Thank you to the developers of RLCard for a great platform to develop agents and for the great examples!
The file structure is layed out in the following manner
+ root
|--- + agents - the various reinforcement learning agents we wrote over the course of the project
| |--- + models - the PyTorch models used in the agents
| | |--- dqnet.py - PyTorch implementation of Deep Q network used in DQNAgent, NFSP agent
| | |--- drqnet.py - PyTorch implementation of Deep Recurrent Q network used in DRQNAgent, RNFSP agent
| | |--- lrnet.py - PyTorch implementation of Linear Q Network used in LinearQAgent
| |--- dqn_agent.py - implementation of DQN agent for RLCard
| |--- drqn_agent.py - implementation of DRQN agent for RLCard
| |--- linear_q_agent.py - implementation of Linear Q agent for RLCard
| |--- nfsp_agent.py - implementation of NFSP agent for RLCard
| |--- recurrent_nfsp_agent.py - implementation of recurrent NFSP agent for RLCard
|--- + training - scripts to train the various models
| |--- dqn_dqn_limit.py - train a DQN agent against another DQN agent
| |--- drqn_drqn_limit.py - train a DRQN agent against another DRQN agent
| |--- linear_limit.py - train a LQA agent against another LQA agent
| |--- nfsp_limit.py - train a NFSP agent against another NFSP agent
| |--- recurrent_nfsp_limit.py - train a RNFSP agent against another RNFSP agent
|--- reqs.txt - file to pip install dependencies for the project
In order to run our agents, simply create a new python environment using virtual env.

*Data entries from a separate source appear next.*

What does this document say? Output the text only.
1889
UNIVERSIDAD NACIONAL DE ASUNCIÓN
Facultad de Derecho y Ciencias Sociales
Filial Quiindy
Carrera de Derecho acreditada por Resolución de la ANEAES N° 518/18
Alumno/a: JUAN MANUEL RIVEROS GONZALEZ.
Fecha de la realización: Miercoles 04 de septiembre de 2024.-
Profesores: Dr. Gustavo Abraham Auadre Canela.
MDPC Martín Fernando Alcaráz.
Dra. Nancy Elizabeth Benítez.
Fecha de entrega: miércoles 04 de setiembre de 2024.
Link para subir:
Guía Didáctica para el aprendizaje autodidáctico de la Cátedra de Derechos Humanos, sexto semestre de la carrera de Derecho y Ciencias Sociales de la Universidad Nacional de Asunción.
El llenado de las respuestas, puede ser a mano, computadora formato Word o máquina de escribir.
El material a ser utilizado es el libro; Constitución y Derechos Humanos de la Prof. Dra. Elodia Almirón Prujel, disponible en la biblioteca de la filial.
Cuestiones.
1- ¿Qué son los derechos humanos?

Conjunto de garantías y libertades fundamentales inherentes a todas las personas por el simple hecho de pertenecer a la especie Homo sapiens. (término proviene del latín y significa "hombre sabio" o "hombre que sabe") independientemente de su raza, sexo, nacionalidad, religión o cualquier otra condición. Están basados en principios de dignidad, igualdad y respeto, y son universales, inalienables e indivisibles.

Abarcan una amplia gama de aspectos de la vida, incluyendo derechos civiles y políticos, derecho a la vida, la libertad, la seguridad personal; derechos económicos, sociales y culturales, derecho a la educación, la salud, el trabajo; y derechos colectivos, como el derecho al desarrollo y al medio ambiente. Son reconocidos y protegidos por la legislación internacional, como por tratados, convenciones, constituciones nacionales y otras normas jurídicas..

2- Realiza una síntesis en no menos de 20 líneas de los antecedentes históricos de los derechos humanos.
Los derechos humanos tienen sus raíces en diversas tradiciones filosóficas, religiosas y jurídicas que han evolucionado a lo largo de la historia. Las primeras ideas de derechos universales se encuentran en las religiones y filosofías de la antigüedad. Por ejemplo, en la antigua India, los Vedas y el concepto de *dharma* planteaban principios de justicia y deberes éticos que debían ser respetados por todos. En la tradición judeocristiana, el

You can download it and create a new environment named 'env' using the following commands:
python3 -m pip install --user virtualenv
python3 -m venv env
Finally, activate the virtual environment using:
source env/bin/activate
Next, pip install the required packages in the reqs.txt file. This requires all necessary packages for our project. We can do this using the command:
pip install -r reqs.txt
Finally, to run any of our agents, simply cd to the training directory and run the corresponding script. For example, DQN:
python dqn_dqn_limit.py
and the model will start training. Reward against a random agent will also be plotted in Tensorboard in the training/logs directory.